Human rights defenders proved to be an unresolvable problem for the Mordovian camps. Vladimir Bukovsky wrote: “Living alongside the camps for so long left its mark on local residents. Several generations of them worked as wardens, and the job was handed down from father to son. They came to see the camps as a source of income… Over time the commercial relations between prisoners and wardens went so far that it became possible to buy literally anything with money. Protests, statements, reports of hunger strikes and abuse were sent into the outside world. In 1970 we even received a tape recording of Ginzburg’s speech (“And the wind returns…”) This was a report by Alexander Ginzburg, who was serving his second sentence in Mordovian political camps. He made a report on a tape recorder which one officer had brought to the camp to be repairs. The tape recorder did not have a microphone, but camp inmates found a way to record the report through the speaker.
Information from the camp spread by samizdat was sent abroad and created unwanted problems for the regime that was “fighting for peace and justice around the world”. It was impossible to stop these reports by repressions against the prisoners, or against the guards and employees of the camps.
There was one solution – to isolate the most active prisoners into other specially guarded camps. Two colonies were chosen in the Perm Oblast: corrective labor camp UT-389/6 for employees of law-enforcement bodies serving sentences and the recently remodeled and improved corrective labor camp UT-389/35 for young offenders. Perhaps they were chosen because the first was one of the most heavily guarded camps in the country, and the second camp was one of the best equipped, where if necessary even foreign representatives could visit. Furthermore, both colonies, unlike the Mordovian camps, were quite remote from Moscow, and at the same time they were in the European part of the country.
On 9 June 1972, from the Mordovian camps ZHKH-385/3, ZHKH-385/17 and ZHKH 385/19 430 prisoners were transported in one convoy: 198 to the Perm camp UT-389/35 and 232 to UT-389/36. They became popularly known as Perm-35 and Perm-36.

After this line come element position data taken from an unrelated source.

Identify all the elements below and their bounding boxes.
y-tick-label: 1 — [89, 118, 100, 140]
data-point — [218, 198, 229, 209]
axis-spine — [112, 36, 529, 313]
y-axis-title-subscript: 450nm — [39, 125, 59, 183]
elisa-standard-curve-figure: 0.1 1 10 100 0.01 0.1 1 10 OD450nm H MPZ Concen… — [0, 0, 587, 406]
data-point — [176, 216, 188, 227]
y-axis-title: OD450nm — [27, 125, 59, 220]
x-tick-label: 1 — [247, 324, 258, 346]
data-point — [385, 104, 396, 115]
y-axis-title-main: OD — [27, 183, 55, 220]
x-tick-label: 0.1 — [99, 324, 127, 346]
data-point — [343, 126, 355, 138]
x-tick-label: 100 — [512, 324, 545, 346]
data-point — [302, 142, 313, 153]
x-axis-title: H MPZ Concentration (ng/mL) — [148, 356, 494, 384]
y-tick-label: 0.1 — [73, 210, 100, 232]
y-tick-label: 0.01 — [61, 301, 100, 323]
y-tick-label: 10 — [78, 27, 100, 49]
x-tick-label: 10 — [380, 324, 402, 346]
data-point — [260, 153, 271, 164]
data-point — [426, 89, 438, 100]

In this convoy there were 180 prisoners sentenced on charges of nationalism, of whom 99 were serving a sentence of 25 years: 102 went sent to Perm-35 and 78 to Perm-36. 81 prisoners were sentenced on charges of anti-Soviet agitation and propaganda, of whom 30 went sent to the camp Perm-35 and 51 to Perm-36; of 49 collaborators 21 went to Perm-35 and 28 to Perm-36; 25 prisoners sentenced for attempting to flee the USSR: 10 to Perm-35 and 15 to Perm-36. It was not possible to establish the charges for 83 prisoners; two were sentenced on charges of espionage, one of whom was the renowned Latvian dissident G. Astra, and the second a worker who stole a nuclear reactor rod to sell, and another 20 prisoners mainly serving sentences of 25 years – under other articles of the 1926 criminal code.
The convoy was top secret: the wagons with the prisoners, resembling ordinary postal and baggage wagons, were alternated with freight wagons, platforms and cisterns. The convoy prisoners were dressed in knitted tracksuits. The train only travelled at night, and during the day it stayed motionless at remote semi-stations. It took over 4 days to travel a distance of 1,000 kilometers and arrived in the Perm Oblast on 13 July 1972.
Three years later, another completely new camp was added to the two Perm political camps, Perm-37. They were all subordinate to a new department located in the village of Skalny, which received the code VS-389, and the camps were officially designated as ITK VS-389/35, VS-389/36 and VS-389/37.